ROME – Italy’s new government took office Thursday, with one of its first decisions indicating it intends to reverse the euroskeptic vision of the collapsed, populist coalition it replaced.
Premier Giuseppe Conte and his Cabinet took an oath to defend Italy’s interests in a swearing-in ceremony presided over by the Italian head of state in the Quirinal presidential palace.
Conte’s first, 14-month-long coalition imploded last month after his right-wing League partner, led by Matteo Salvini, pulled out of the government, where the senior partner was another populist party, the 5-Star Movement.
In the new government, the center-left, staunchly pro-Europe Democratic Party replaced the League as junior coalition partner.

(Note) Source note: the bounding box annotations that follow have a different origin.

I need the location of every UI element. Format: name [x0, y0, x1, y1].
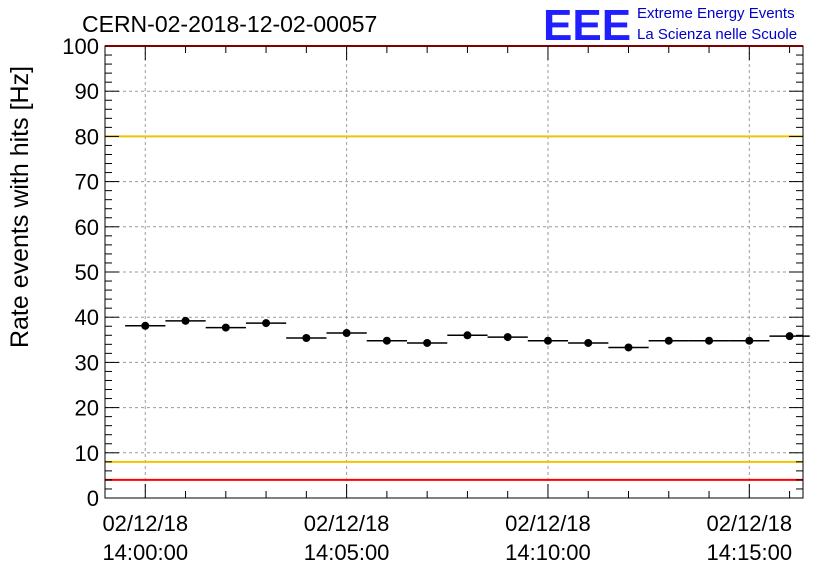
data-point	[382, 336, 391, 345]
grid	[105, 46, 803, 498]
chart-title: CERN-02-2018-12-02-00057	[82, 11, 377, 37]
y-tick-label: 0	[87, 486, 99, 511]
y-tick-label: 100	[62, 34, 99, 59]
x-tick-time: 14:05:00	[304, 540, 390, 565]
data-series	[125, 316, 810, 352]
x-tick-time: 14:15:00	[706, 540, 792, 565]
y-tick-label: 40	[75, 305, 99, 330]
data-point	[543, 336, 552, 345]
y-tick-label: 80	[75, 124, 99, 149]
eee-logo: EEE Extreme Energy Events La Scienza nel…	[543, 1, 797, 50]
data-point	[503, 333, 512, 342]
data-point	[262, 319, 271, 328]
x-tick-date: 02/12/18	[505, 511, 591, 536]
data-point	[181, 316, 190, 325]
data-point	[342, 329, 351, 338]
y-axis-title: Rate events with hits [Hz]	[6, 66, 34, 348]
data-point	[584, 338, 593, 347]
data-point	[423, 338, 432, 347]
x-tick-time: 14:10:00	[505, 540, 591, 565]
data-point	[463, 331, 472, 340]
y-tick-label: 10	[75, 441, 99, 466]
data-point	[141, 321, 150, 330]
logo-line-1: Extreme Energy Events	[637, 5, 795, 22]
data-point	[745, 336, 754, 345]
logo-mark: EEE	[543, 1, 631, 50]
y-tick-label: 20	[75, 396, 99, 421]
data-point	[785, 332, 794, 341]
logo-line-2: La Scienza nelle Scuole	[637, 26, 797, 43]
axis-ticks	[105, 45, 803, 499]
data-point	[221, 323, 230, 332]
reference-lines	[105, 45, 803, 481]
data-point	[302, 333, 311, 342]
data-point	[624, 343, 633, 352]
y-tick-label: 30	[75, 350, 99, 375]
x-tick-date: 02/12/18	[706, 511, 792, 536]
x-tick-date: 02/12/18	[102, 511, 188, 536]
y-tick-label: 70	[75, 170, 99, 195]
y-tick-label: 50	[75, 260, 99, 285]
y-tick-label: 60	[75, 215, 99, 240]
data-point	[664, 336, 673, 345]
x-tick-date: 02/12/18	[304, 511, 390, 536]
data-point	[705, 336, 714, 345]
y-tick-label: 90	[75, 79, 99, 104]
x-tick-time: 14:00:00	[102, 540, 188, 565]
tick-labels: 0 10 20 30 40 50 60 70 80 90 100 02/12/18 14:00:00 02…	[62, 34, 792, 565]
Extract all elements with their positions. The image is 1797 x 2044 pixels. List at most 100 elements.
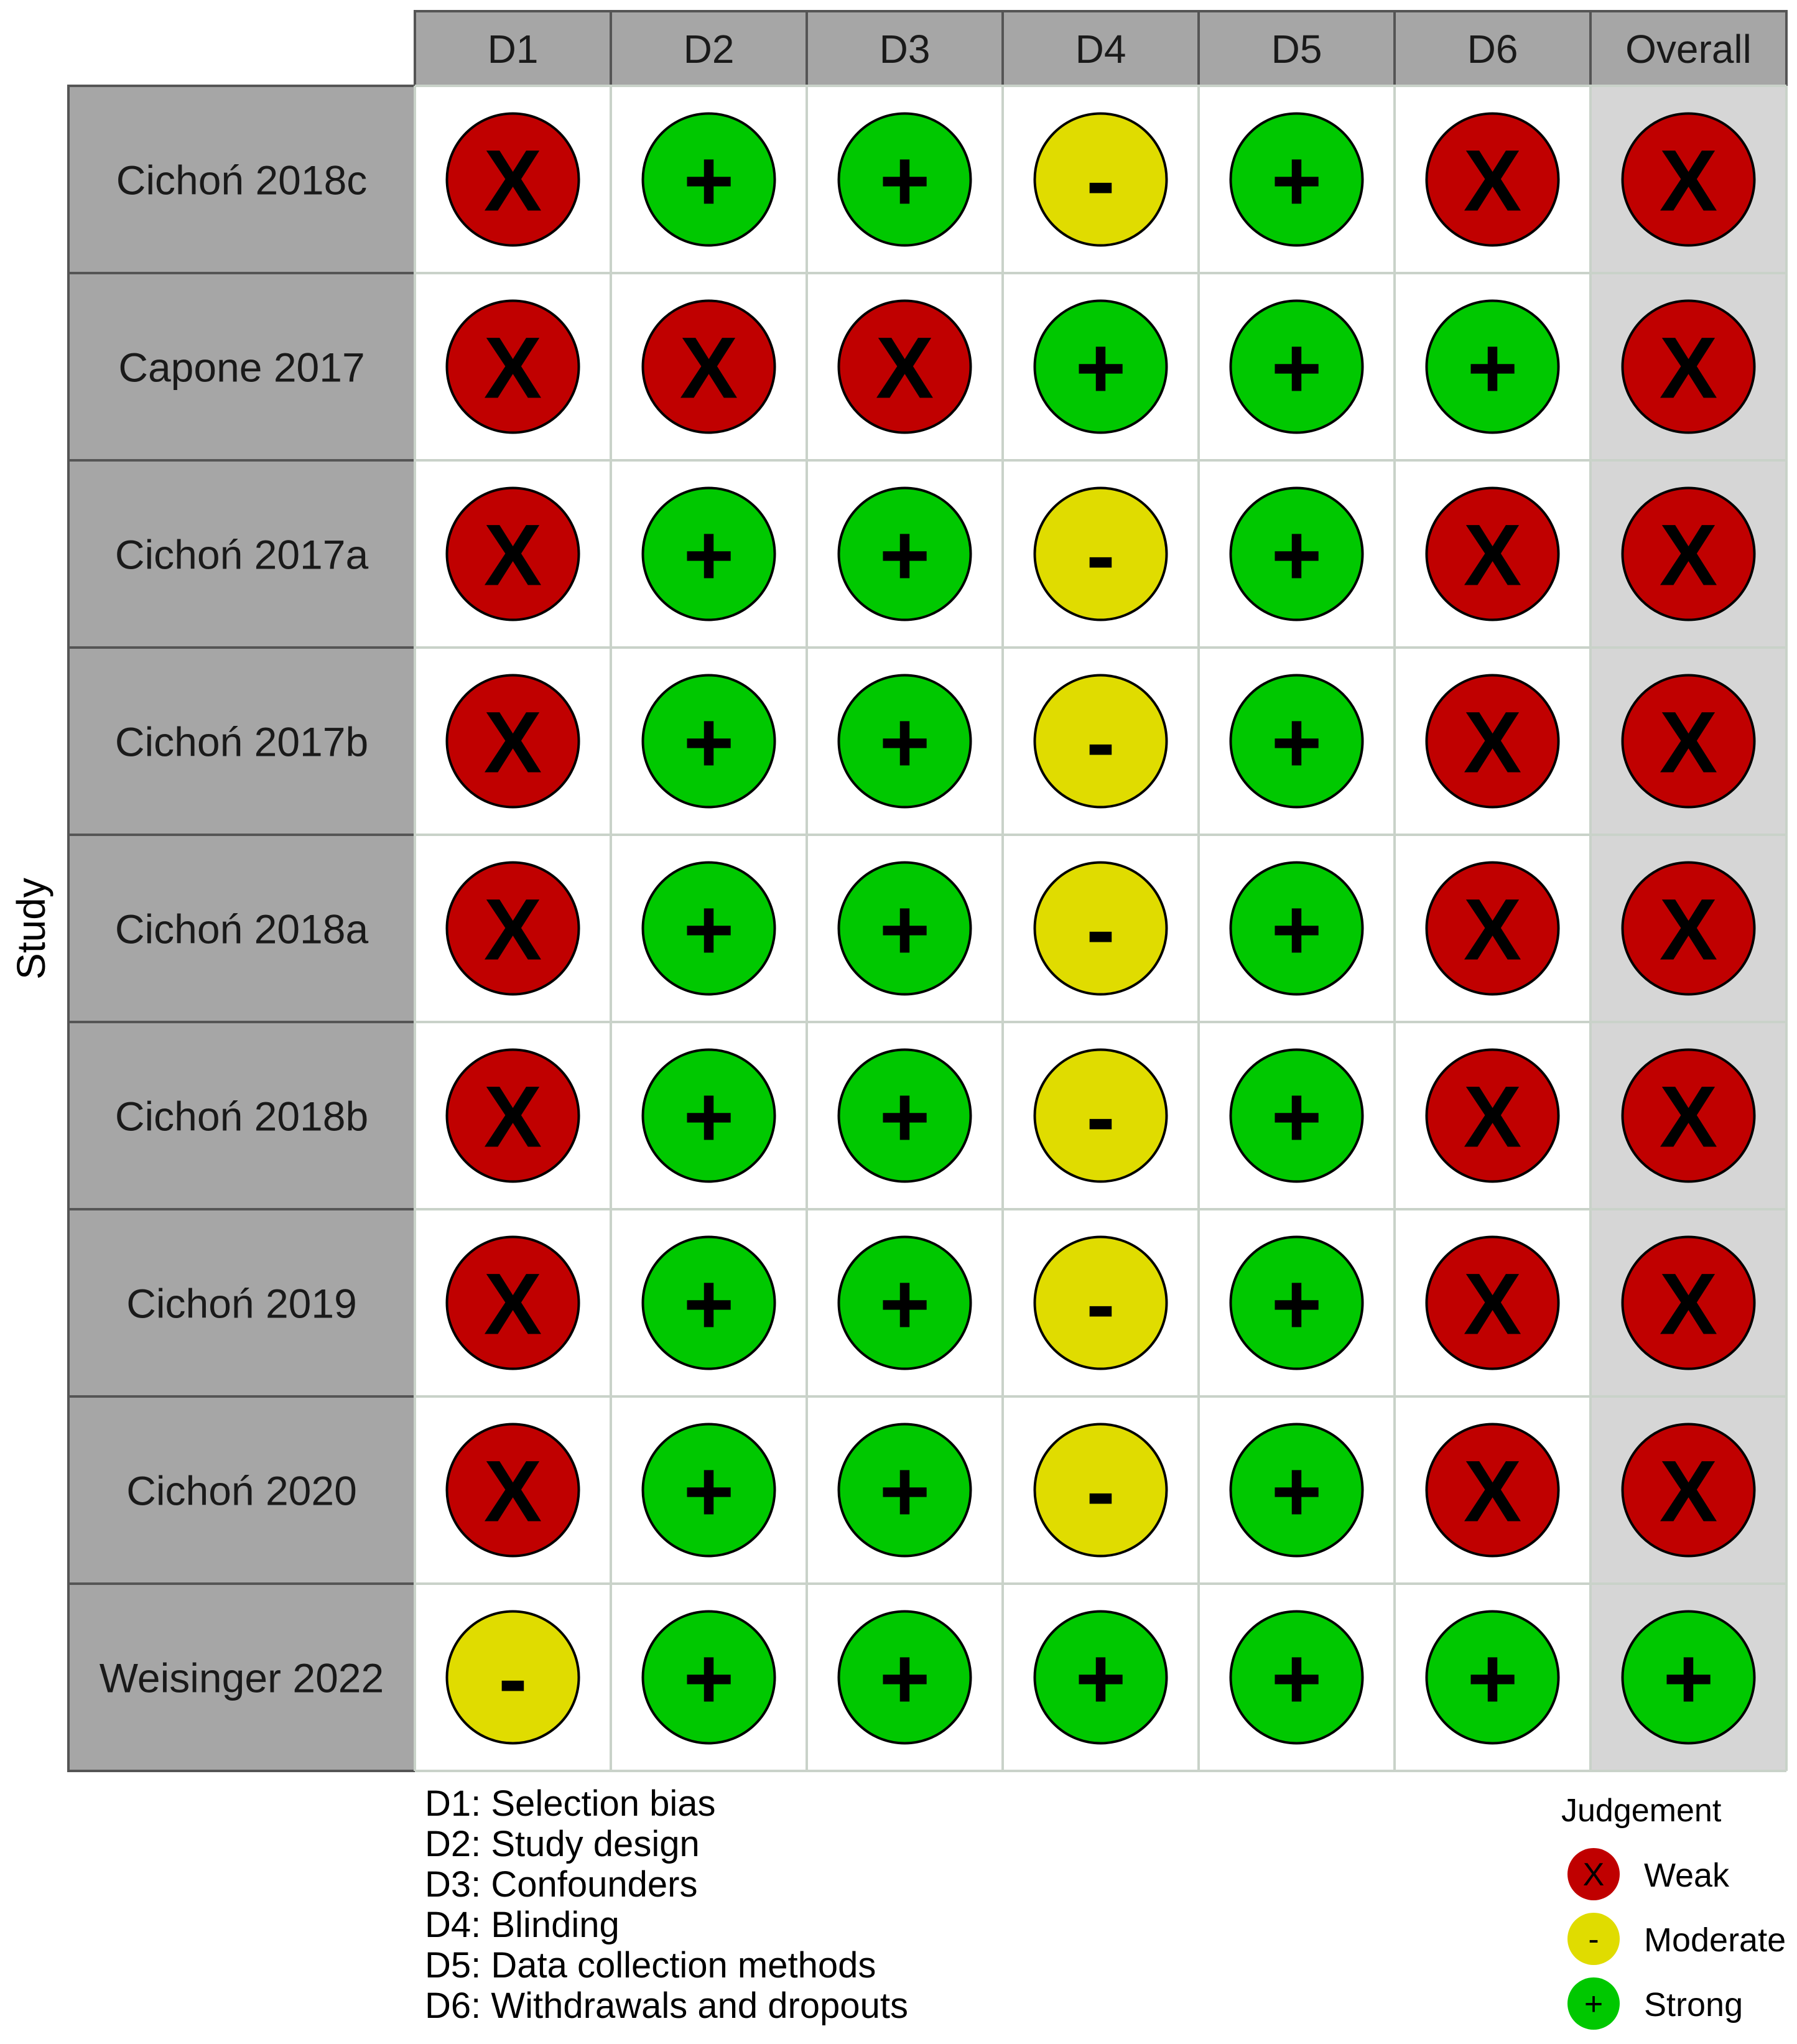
judgement-circle-moderate	[1033, 112, 1168, 247]
column-header-label-d4: D4	[1075, 27, 1126, 72]
judgement-circle-weak	[1621, 486, 1756, 621]
judgement-cell-weak: X	[1621, 861, 1756, 996]
judgement-symbol: X	[484, 1068, 542, 1166]
judgement-symbol: +	[880, 1255, 931, 1353]
judgement-symbol: +	[684, 132, 735, 230]
column-header-d6	[1393, 10, 1592, 87]
domain-key-item: D3: Confounders	[425, 1864, 697, 1905]
judgement-circle-weak	[445, 1423, 580, 1558]
judgement-symbol: +	[684, 506, 735, 604]
judgement-cell-weak: X	[1425, 112, 1560, 247]
study-label: Cichoń 2018b	[115, 1094, 368, 1140]
legend-label: Strong	[1644, 1986, 1743, 2023]
judgement-symbol: -	[1086, 881, 1115, 978]
judgement-cell-moderate: -	[445, 1610, 580, 1745]
judgement-cell-weak: X	[445, 861, 580, 996]
judgement-symbol: X	[1660, 319, 1717, 417]
judgement-circle-strong	[641, 861, 776, 996]
judgement-symbol: +	[1075, 1630, 1126, 1727]
judgement-cell-strong: +	[1229, 1610, 1364, 1745]
judgement-cell-moderate: -	[1033, 112, 1168, 247]
judgement-symbol: +	[684, 694, 735, 791]
judgement-symbol: X	[1660, 132, 1717, 230]
judgement-circle-strong	[1229, 112, 1364, 247]
legend-item-weak: X Weak	[1567, 1848, 1730, 1900]
judgement-cell-weak: X	[837, 299, 972, 434]
judgement-cell-weak: X	[445, 1235, 580, 1370]
judgement-symbol: +	[1663, 1630, 1714, 1727]
judgement-symbol: X	[876, 319, 934, 417]
domain-key-item: D1: Selection bias	[425, 1783, 715, 1824]
judgement-circle-weak	[1621, 1048, 1756, 1183]
judgement-symbol: X	[1464, 1068, 1521, 1166]
legend-item-strong: + Strong	[1567, 1977, 1743, 2030]
judgement-symbol: +	[1271, 881, 1322, 978]
study-label-box	[67, 459, 416, 649]
judgement-circle-strong	[1033, 1610, 1168, 1745]
judgement-symbol: +	[880, 881, 931, 978]
judgement-circle-strong	[641, 486, 776, 621]
judgement-symbol: X	[1464, 1255, 1521, 1353]
legend-swatch-strong	[1567, 1977, 1620, 2030]
domain-key-item: D2: Study design	[425, 1824, 700, 1864]
judgement-circle-strong	[837, 674, 972, 809]
judgement-circle-moderate	[1033, 674, 1168, 809]
judgement-symbol: +	[1271, 319, 1322, 417]
judgement-symbol: X	[1464, 132, 1521, 230]
judgement-symbol: -	[1086, 1255, 1115, 1353]
study-label: Capone 2017	[118, 345, 365, 391]
judgement-circle-weak	[445, 1048, 580, 1183]
judgement-cell-strong: +	[641, 1048, 776, 1183]
judgement-circle-moderate	[445, 1610, 580, 1745]
judgement-cell-strong: +	[1229, 1048, 1364, 1183]
judgement-circle-weak	[445, 112, 580, 247]
judgement-cell-weak: X	[445, 299, 580, 434]
judgement-symbol: X	[484, 132, 542, 230]
study-label: Cichoń 2019	[126, 1281, 357, 1327]
judgement-circle-strong	[1229, 1235, 1364, 1370]
judgement-circle-weak	[1621, 299, 1756, 434]
judgement-circle-weak	[1621, 674, 1756, 809]
study-label-box	[67, 1395, 416, 1585]
judgement-cell-weak: X	[445, 1423, 580, 1558]
judgement-circle-weak	[445, 486, 580, 621]
judgement-cell-strong: +	[641, 1423, 776, 1558]
judgement-symbol: +	[880, 1068, 931, 1166]
judgement-circle-weak	[837, 299, 972, 434]
judgement-symbol: -	[498, 1630, 527, 1727]
column-header-label-d1: D1	[488, 27, 539, 72]
judgement-circle-strong	[1229, 674, 1364, 809]
legend-label: Weak	[1644, 1857, 1730, 1894]
judgement-cell-weak: X	[445, 674, 580, 809]
judgement-circle-weak	[1425, 1235, 1560, 1370]
judgement-cell-weak: X	[1425, 861, 1560, 996]
judgement-circle-strong	[1229, 299, 1364, 434]
judgement-cell-weak: X	[1621, 112, 1756, 247]
judgement-symbol: +	[1075, 319, 1126, 417]
judgement-symbol: X	[484, 506, 542, 604]
legend-item-moderate: - Moderate	[1567, 1913, 1786, 1965]
judgement-cell-weak: X	[1425, 1048, 1560, 1183]
judgement-cell-weak: X	[1425, 1235, 1560, 1370]
judgement-cell-weak: X	[1425, 1423, 1560, 1558]
judgement-cell-weak: X	[445, 486, 580, 621]
study-label-box	[67, 834, 416, 1023]
judgement-circle-strong	[837, 861, 972, 996]
judgement-cell-weak: X	[1621, 1048, 1756, 1183]
judgement-symbol: +	[684, 1068, 735, 1166]
judgement-circle-moderate	[1033, 1235, 1168, 1370]
judgement-symbol: -	[1086, 1068, 1115, 1166]
judgement-cell-strong: +	[1229, 299, 1364, 434]
judgement-symbol: X	[484, 319, 542, 417]
judgement-symbol: +	[1271, 506, 1322, 604]
study-label: Cichoń 2018c	[116, 157, 368, 203]
judgement-cell-weak: X	[1621, 1423, 1756, 1558]
judgement-cell-weak: X	[1621, 299, 1756, 434]
judgement-symbol: X	[1464, 1442, 1521, 1540]
judgement-circle-weak	[1425, 1423, 1560, 1558]
judgement-symbol: +	[880, 1630, 931, 1727]
judgement-cell-strong: +	[1621, 1610, 1756, 1745]
judgement-symbol: +	[684, 1630, 735, 1727]
judgement-cell-strong: +	[1229, 1423, 1364, 1558]
judgement-circle-strong	[837, 1610, 972, 1745]
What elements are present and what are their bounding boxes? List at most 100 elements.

Democratic Party leader Nicola Zingaretti has pledged to use the Democrats’ influence in the new government as a guarantee that euro-currency member Italy will help the European Union withstand the nationalist movements gaining traction on the continent, including Salvini’s forces.
The new dynamics of the coalition had an immediate effect, with the decision to designate former Democratic Premier Paolo Gentiloni for an EU commission post.
Salvini should have made the selection, since his League triumphed in May’s European Parliament elections. Instead he dithered over who to choose while strategizing his power play. After the Democrats and 5-Star teamed up in a new government excluding the League, Salvini lost his power — and with it, the opportunity to have an exponent of his nationalist party in the Brussels-based executive.
The new government’s pick of Gentiloni is “an excellent choice for Italy, which is back to being a protagonist in Europe,” tweeted Zingaretti, referring to the euroskeptic bent of the just-ended government.
Ten ministers are from the 5-Stars, nine are Democrats and a tiny left-wing party has one minister.
The one minister without any party affiliations is the interior minister, who plays a central role in dealing with the migrant crisis. Luciana Lamorgese has spent most of her career in interior ministry posts.
Although the Democrat-led government preceding Conte’s first coalition began making it harder for humanitarian boats which rescue migrants in the Mediterranean Sea to operate, Salvini stiffened the crackdown considerably. That reflected his voter base, which largely blames migrants for crime.
How long this coalition of former enemies lasts could largely depend on how determined it is to avoid early elections that could bring Salvini back to power. Soaring in popularity in opinion polls, Salvini had calculated that by bolting from Conte’s first coalition, early elections would be called that would give him the premiership.
But the marriage of convenience between the 5-Stars, whose popularity was sinking in opinion polls, and the Democrats, Parliament’s largest opposition force, thwarted Salvini’s gambit, at least for now.
The new coalition has a slim majority in Parliament, where Conte’s government faces mandatory confidence votes in each chamber early next week.
Giorgia Meloni, who leads the steadily growing far-right Brothers of Italy Party, has called for supporters to protest outside the Chamber of Deputies headquarters on Monday, when Conte will pitch for lawmakers’ votes.